Ещё в 1797 году, в самом начале своего царствования, Павел принял под своё покровительство рыцарей ордена святого Иоанна Иерусалимского, который обосновался на острове Мальта. Это были объединившиеся остатки рыцарей-крестоносцев, католиков-иезуитов, чудом дожившие до восемнадцатого века и сохранившие от своих некогда обширных земель лишь этот красный островок, где даже пошлину от приходивших кораблей брали землёй: скалистый остров не имел плодородной земли.

Иезуиты стали искать покровительства у европейских государей с тех пор, как французская революция докатилась и до острова.

Павел начал покровительствовать ордену, он даже возложил на себя звание великого магистра ордена.

Но в январе 1798 года французы заняли папскую область, провозгласив там Римскую республику, а потом по пути в Африку высадились и на Мальте.

Русскому посланнику велено было срочно покинуть остров, а любой из русских кораблей должен был быть затоплен, если появится у берегов Мальты.

Павел не мог снести этого — у него появился личный мотив противоборствовать Франции и генералу Бонапарту.

Он отдал приказ корпусу генерала Розенберга сосредоточиться у Брест-Литовска для похода на Италию. В Средиземное море была послана эскадра адмирала Ушакова, которой надлежало сотрудничать с эскадрой английского адмирала Нельсона. Они должны были с моря поддержать русские и австрийские армии, действующие против Франции.

Император Франц просил прислать во главу коалиции войска Суворова.

В это время и начались и к тому времени, когда в Вену прибыл волонтёром сын русского царя Константин, закончились переговоры о браке старшей дочери Павла Александрины с венгерским палатином[18] и сыном австрийского императора Франца.

Брак был заключён, Александрина уехала в Австрию. Может быть, ещё и по этой причине поддерживал Павел Австрию, где теперь в качестве невестки была его родная дочь.

Император не удивился, когда соединёнными силами коалиции — России, Австрии, Англии и Турции — призван был командовать Суворов. Хоть и был старый фельдмаршал в страшной опале — Павел считал, что Суворов может двинуть против него все войска, — но императору пришлось снять опалу с полководца и послать его в Италию, где уже расположились русские войска.
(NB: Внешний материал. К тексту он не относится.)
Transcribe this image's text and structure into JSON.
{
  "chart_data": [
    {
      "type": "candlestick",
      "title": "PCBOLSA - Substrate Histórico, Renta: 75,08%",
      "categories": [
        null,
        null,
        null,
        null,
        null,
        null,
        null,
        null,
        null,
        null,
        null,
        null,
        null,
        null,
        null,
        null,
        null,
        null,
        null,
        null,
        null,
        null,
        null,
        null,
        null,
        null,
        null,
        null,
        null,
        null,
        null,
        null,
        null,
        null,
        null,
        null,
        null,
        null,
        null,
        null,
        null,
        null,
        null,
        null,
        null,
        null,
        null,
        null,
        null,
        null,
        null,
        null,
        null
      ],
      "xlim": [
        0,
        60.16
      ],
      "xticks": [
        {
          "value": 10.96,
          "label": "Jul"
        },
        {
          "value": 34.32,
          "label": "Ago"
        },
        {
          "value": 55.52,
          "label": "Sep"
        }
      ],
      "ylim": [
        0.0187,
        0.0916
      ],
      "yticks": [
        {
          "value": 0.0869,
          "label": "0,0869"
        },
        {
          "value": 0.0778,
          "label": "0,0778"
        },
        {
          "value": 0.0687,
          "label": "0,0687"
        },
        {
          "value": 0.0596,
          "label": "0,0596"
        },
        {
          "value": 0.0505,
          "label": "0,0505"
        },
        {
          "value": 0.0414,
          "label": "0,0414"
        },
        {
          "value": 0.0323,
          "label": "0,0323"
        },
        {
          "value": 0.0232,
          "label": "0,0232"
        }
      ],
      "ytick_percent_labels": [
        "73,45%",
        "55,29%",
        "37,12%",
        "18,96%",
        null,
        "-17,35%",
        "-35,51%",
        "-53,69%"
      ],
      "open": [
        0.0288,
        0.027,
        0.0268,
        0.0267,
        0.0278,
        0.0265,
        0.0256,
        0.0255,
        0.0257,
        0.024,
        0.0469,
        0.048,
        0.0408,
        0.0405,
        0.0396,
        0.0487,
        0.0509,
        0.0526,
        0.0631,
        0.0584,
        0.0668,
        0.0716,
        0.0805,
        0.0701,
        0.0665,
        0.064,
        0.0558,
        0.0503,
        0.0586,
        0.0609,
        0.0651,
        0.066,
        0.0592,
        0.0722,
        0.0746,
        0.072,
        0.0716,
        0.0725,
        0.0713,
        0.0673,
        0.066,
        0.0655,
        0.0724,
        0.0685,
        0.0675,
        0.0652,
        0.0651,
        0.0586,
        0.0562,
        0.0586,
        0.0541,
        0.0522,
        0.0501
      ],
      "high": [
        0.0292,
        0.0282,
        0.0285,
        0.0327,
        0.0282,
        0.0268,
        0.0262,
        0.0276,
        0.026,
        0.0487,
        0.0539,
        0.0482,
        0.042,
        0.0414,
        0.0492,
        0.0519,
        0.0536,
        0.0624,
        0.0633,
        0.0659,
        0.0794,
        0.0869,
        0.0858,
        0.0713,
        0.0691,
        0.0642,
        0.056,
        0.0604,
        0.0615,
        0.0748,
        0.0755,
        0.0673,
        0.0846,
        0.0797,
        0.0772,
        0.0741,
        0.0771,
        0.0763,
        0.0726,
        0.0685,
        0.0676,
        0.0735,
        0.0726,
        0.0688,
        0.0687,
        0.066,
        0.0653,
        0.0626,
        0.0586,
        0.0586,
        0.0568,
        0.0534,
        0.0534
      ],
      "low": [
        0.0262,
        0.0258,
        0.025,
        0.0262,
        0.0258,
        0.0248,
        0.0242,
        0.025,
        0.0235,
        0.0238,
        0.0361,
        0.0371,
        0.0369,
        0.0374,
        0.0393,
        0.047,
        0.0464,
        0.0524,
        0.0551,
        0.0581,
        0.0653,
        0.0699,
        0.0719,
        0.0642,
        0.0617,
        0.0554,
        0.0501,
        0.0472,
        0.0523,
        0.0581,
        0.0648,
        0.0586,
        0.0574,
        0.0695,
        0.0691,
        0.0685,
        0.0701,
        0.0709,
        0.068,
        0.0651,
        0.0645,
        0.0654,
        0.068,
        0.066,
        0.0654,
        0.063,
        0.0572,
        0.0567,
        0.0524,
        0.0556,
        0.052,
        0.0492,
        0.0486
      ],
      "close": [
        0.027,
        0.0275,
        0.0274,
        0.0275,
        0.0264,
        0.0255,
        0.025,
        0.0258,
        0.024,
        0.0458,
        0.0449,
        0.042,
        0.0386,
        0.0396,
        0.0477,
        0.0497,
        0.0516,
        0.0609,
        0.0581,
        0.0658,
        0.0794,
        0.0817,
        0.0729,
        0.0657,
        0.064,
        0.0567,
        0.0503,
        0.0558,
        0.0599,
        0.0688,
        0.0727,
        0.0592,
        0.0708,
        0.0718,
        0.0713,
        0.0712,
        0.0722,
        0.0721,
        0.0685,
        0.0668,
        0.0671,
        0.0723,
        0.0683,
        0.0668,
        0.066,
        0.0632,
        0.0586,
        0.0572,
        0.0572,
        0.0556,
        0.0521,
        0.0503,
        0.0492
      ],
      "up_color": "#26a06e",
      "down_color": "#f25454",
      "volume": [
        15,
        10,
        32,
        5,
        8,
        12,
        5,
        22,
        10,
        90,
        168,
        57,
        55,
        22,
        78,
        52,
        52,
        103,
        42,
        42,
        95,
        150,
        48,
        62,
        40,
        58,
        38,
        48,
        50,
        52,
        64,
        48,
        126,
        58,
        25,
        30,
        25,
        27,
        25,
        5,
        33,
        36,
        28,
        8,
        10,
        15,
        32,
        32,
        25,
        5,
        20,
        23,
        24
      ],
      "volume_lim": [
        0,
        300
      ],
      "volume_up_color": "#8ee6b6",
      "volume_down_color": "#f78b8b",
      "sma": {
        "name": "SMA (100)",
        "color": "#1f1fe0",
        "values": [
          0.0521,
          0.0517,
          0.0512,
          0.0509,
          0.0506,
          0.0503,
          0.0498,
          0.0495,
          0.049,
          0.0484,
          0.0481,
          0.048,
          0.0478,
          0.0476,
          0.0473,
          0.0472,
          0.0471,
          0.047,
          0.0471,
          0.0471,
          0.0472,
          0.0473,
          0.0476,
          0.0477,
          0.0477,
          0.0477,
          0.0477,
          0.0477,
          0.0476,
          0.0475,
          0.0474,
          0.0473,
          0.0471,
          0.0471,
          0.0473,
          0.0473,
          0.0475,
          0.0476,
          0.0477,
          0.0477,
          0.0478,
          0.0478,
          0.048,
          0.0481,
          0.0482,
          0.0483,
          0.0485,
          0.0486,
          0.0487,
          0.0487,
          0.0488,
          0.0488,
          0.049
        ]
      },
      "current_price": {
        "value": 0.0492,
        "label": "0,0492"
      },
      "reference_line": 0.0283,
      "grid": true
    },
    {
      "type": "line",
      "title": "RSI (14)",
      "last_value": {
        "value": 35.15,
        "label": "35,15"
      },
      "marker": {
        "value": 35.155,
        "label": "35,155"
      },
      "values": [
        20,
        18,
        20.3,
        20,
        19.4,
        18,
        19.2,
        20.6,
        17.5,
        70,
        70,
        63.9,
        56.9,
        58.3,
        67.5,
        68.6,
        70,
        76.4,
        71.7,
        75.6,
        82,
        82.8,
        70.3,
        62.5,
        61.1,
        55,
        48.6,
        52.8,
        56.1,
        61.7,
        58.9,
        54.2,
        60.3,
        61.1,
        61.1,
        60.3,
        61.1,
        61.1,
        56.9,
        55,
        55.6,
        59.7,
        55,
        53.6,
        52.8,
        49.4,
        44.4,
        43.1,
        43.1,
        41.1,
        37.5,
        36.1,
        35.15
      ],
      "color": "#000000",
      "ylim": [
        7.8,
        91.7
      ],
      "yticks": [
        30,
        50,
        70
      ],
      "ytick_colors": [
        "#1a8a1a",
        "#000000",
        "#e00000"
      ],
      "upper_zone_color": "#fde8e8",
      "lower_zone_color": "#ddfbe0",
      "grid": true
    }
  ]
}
Елизавета видела Суворова несколько раз и каждый раз удивлялась его мужеству и смелости. Он ни за что не хотел признавать новых порядков Павла в армии, его буклей и косиц, прямолинейного строя и шагистики, издевался над парадами Павла, то хватаясь за живот и бормоча: «Брюхо болит», то роняя с головы новомодную треуголку, то зевая и гримасничая, а то даже позволяя себе уезжать с павловских парадов.
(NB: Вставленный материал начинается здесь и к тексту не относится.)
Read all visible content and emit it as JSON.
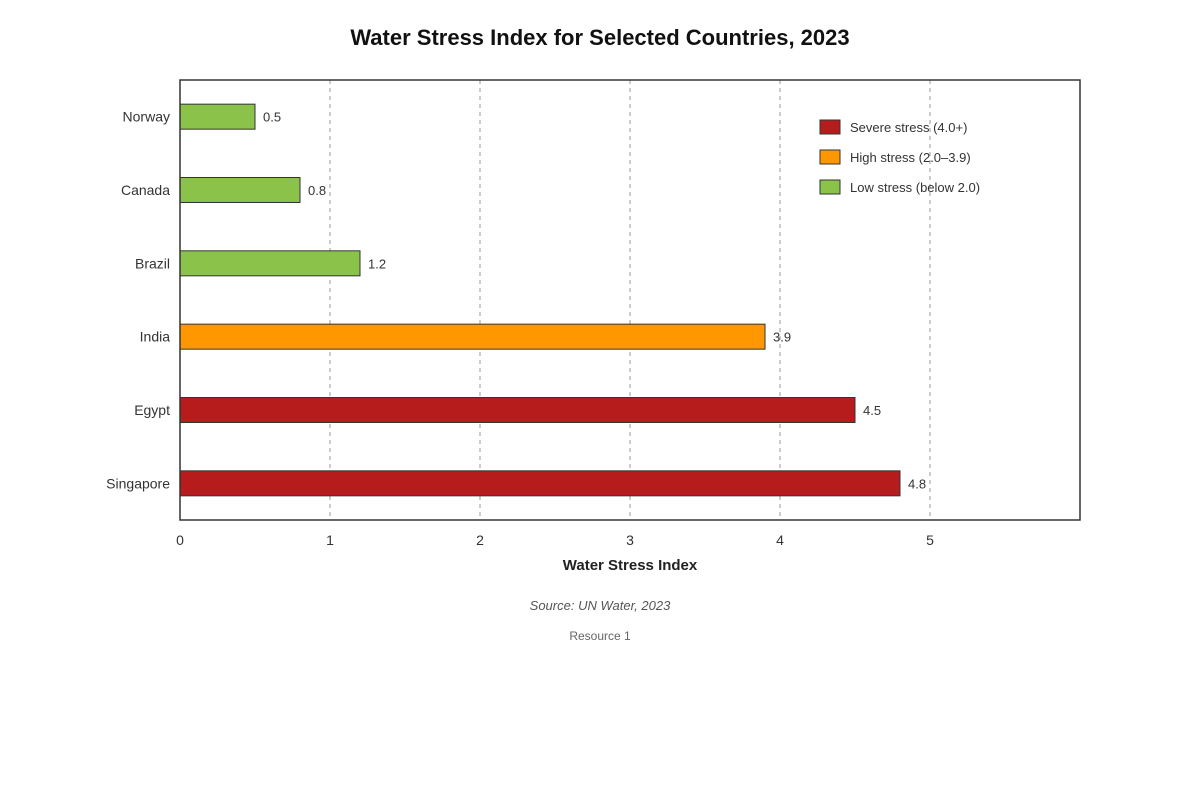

Тем не менее Павлу пришлось призвать Суворова: вся коалиция единодушно признавала, что лишь суворовская тактика войны оправдает себя в войне с французами.

И Суворов быстро очистил всю Италию от них!
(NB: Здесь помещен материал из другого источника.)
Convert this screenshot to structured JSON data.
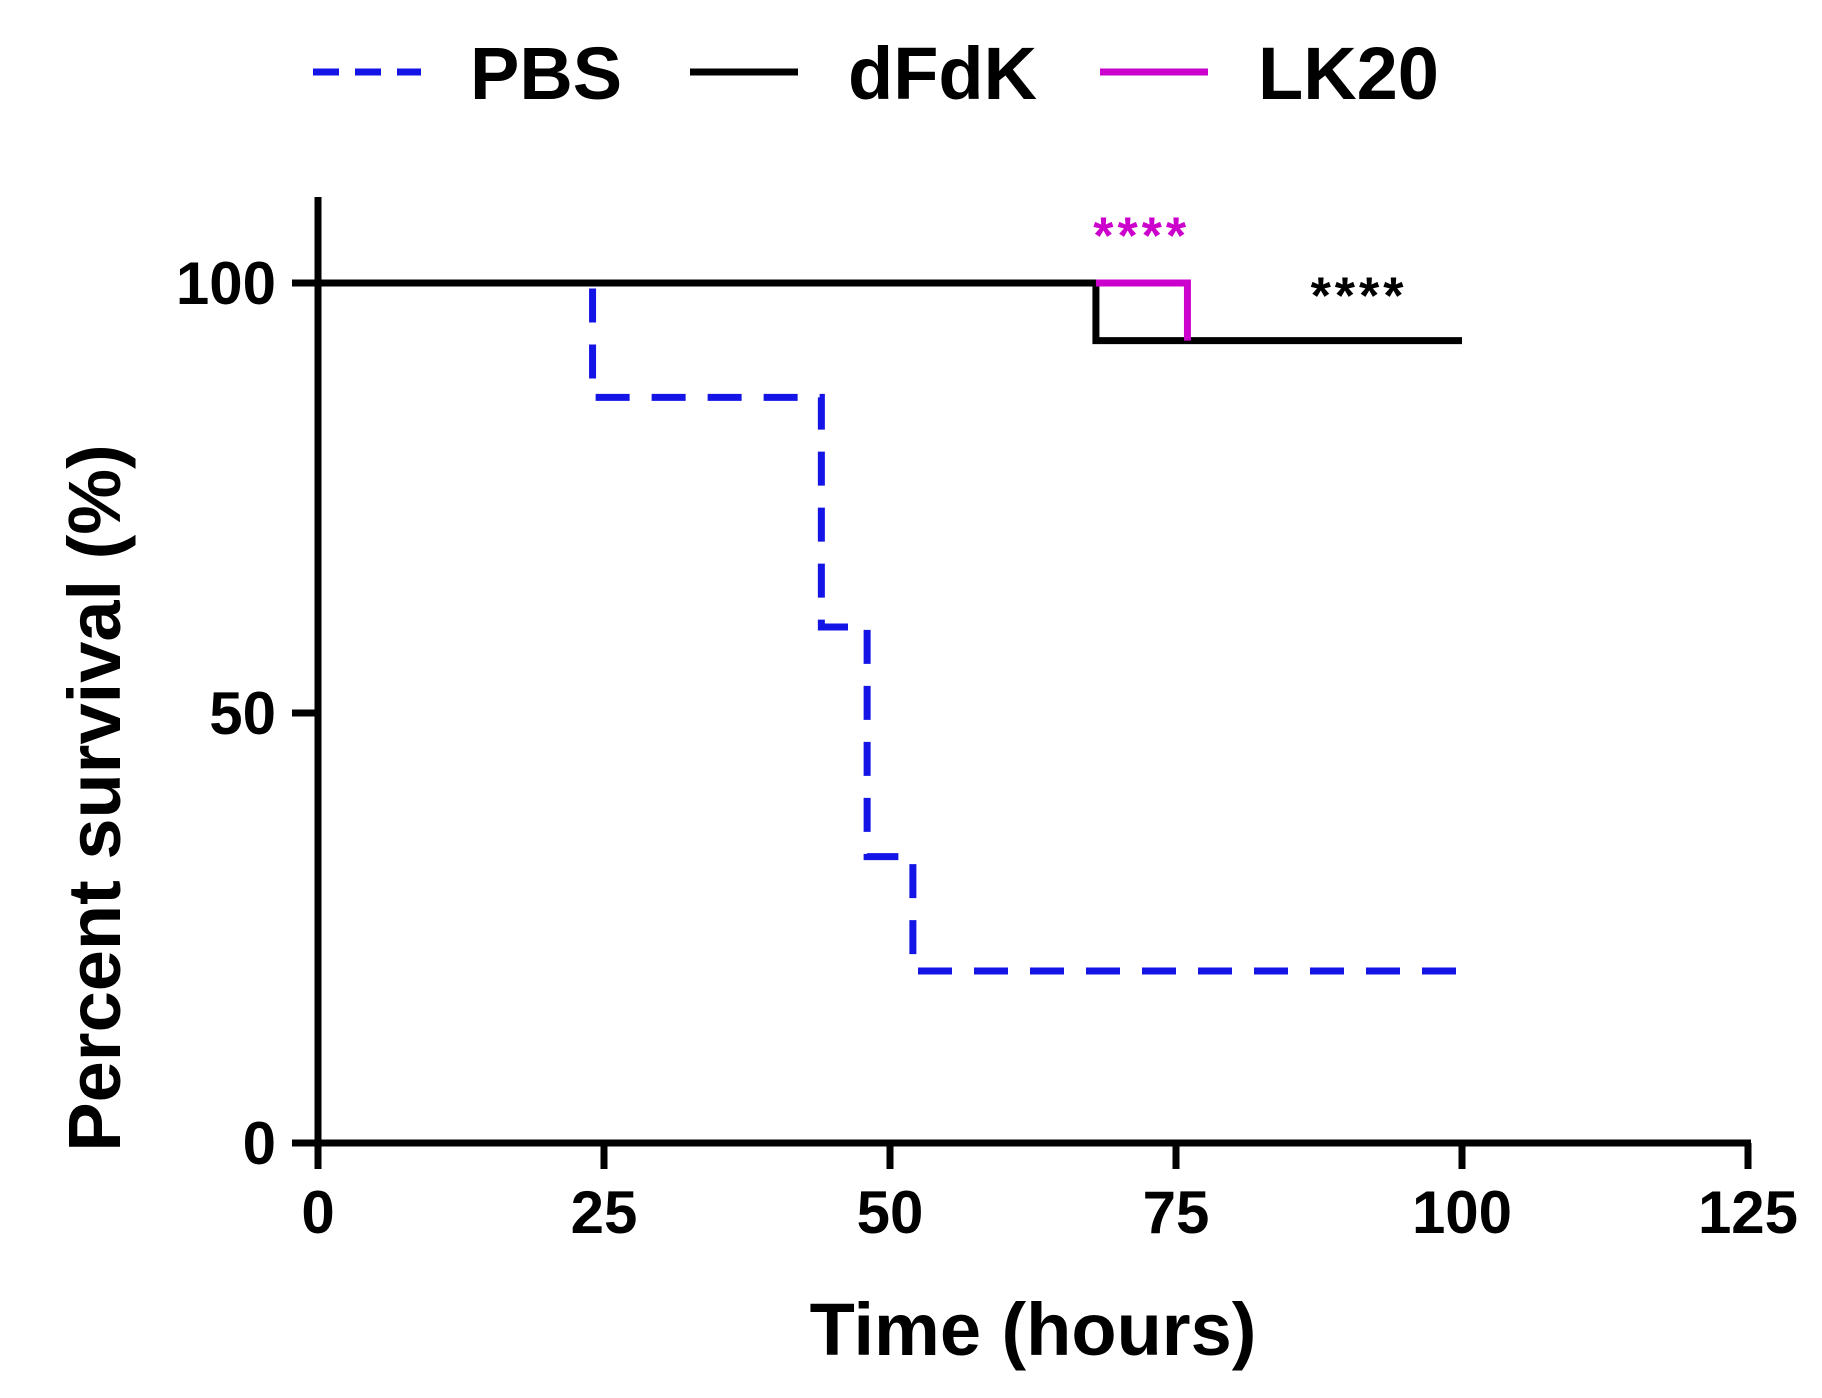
{
  "chart_data": {
    "type": "line",
    "subtype": "survival-step",
    "title": "",
    "xlabel": "Time (hours)",
    "ylabel": "Percent survival (%)",
    "xlim": [
      0,
      125
    ],
    "ylim": [
      0,
      110
    ],
    "x_ticks": [
      "0",
      "25",
      "50",
      "75",
      "100",
      "125"
    ],
    "y_ticks": [
      "0",
      "50",
      "100"
    ],
    "grid": false,
    "legend_position": "top",
    "series": [
      {
        "name": "PBS",
        "color": "#1414e6",
        "style": "dashed",
        "x": [
          0,
          24,
          24,
          44,
          44,
          48,
          48,
          52,
          52,
          100
        ],
        "y": [
          100,
          100,
          86.7,
          86.7,
          60,
          60,
          33.3,
          33.3,
          20,
          20
        ]
      },
      {
        "name": "dFdK",
        "color": "#000000",
        "style": "solid",
        "x": [
          0,
          68,
          68,
          100
        ],
        "y": [
          100,
          100,
          93.3,
          93.3
        ]
      },
      {
        "name": "LK20",
        "color": "#cc00cc",
        "style": "solid",
        "x": [
          68,
          76,
          76
        ],
        "y": [
          100,
          100,
          93.3
        ]
      }
    ],
    "annotations": [
      {
        "text": "****",
        "color": "#cc00cc",
        "x": 72,
        "y": 106
      },
      {
        "text": "****",
        "color": "#000000",
        "x": 91,
        "y": 99
      }
    ]
  }
}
Павел издал указ, особо отмечавший заслуги старого генералиссимуса:

«Для сохранения в памяти в предыдущих веках великих дел генерал-фельдмаршала нашего графа Суворова-Рымникского, в четыре месяца избавившего всю Италию от безбожных её завоевателей, жалуем ему знаменитое достоинство князя Российской империи с титулом Италийского. Гвардии и всем российским войскам даже в присутствии государя отдавать ему все воинские почести, подобно отдаваемым особе его императорского величества...»

Александр горько жаловался Елизавете: Константин стяжает доблесть при Суворове, отличается редкой отвагой, а ему остаётся рутина повседневности.

Константин действительно, а не только по словам фельдмаршала, отличился в эту италийскую кампанию. Он наряду с офицерами спал в палатке, месил грязь вместе с солдатами, был впереди вверенного ему войска, и даже Суворов удивлялся его безоглядной смелости.

Вовсе невесело стало Александру, когда отец то и дело попрекал его подвигами Константина. Александр молчал, лишь Елизавете высказывал он свои обиды. Что могла посоветовать ему молодая жена? Только терпеть выходки отца, не поднимать голоса, а если и протестовать, то руководствуясь разумными доводами.

Но поведение отца выводило Александра из терпения, и, хоть он и таил свои невесёлые думы, от Павла не укрывался его угнетённый вид.

вернуться

18

Палатин — сан некоторых германских вассалов.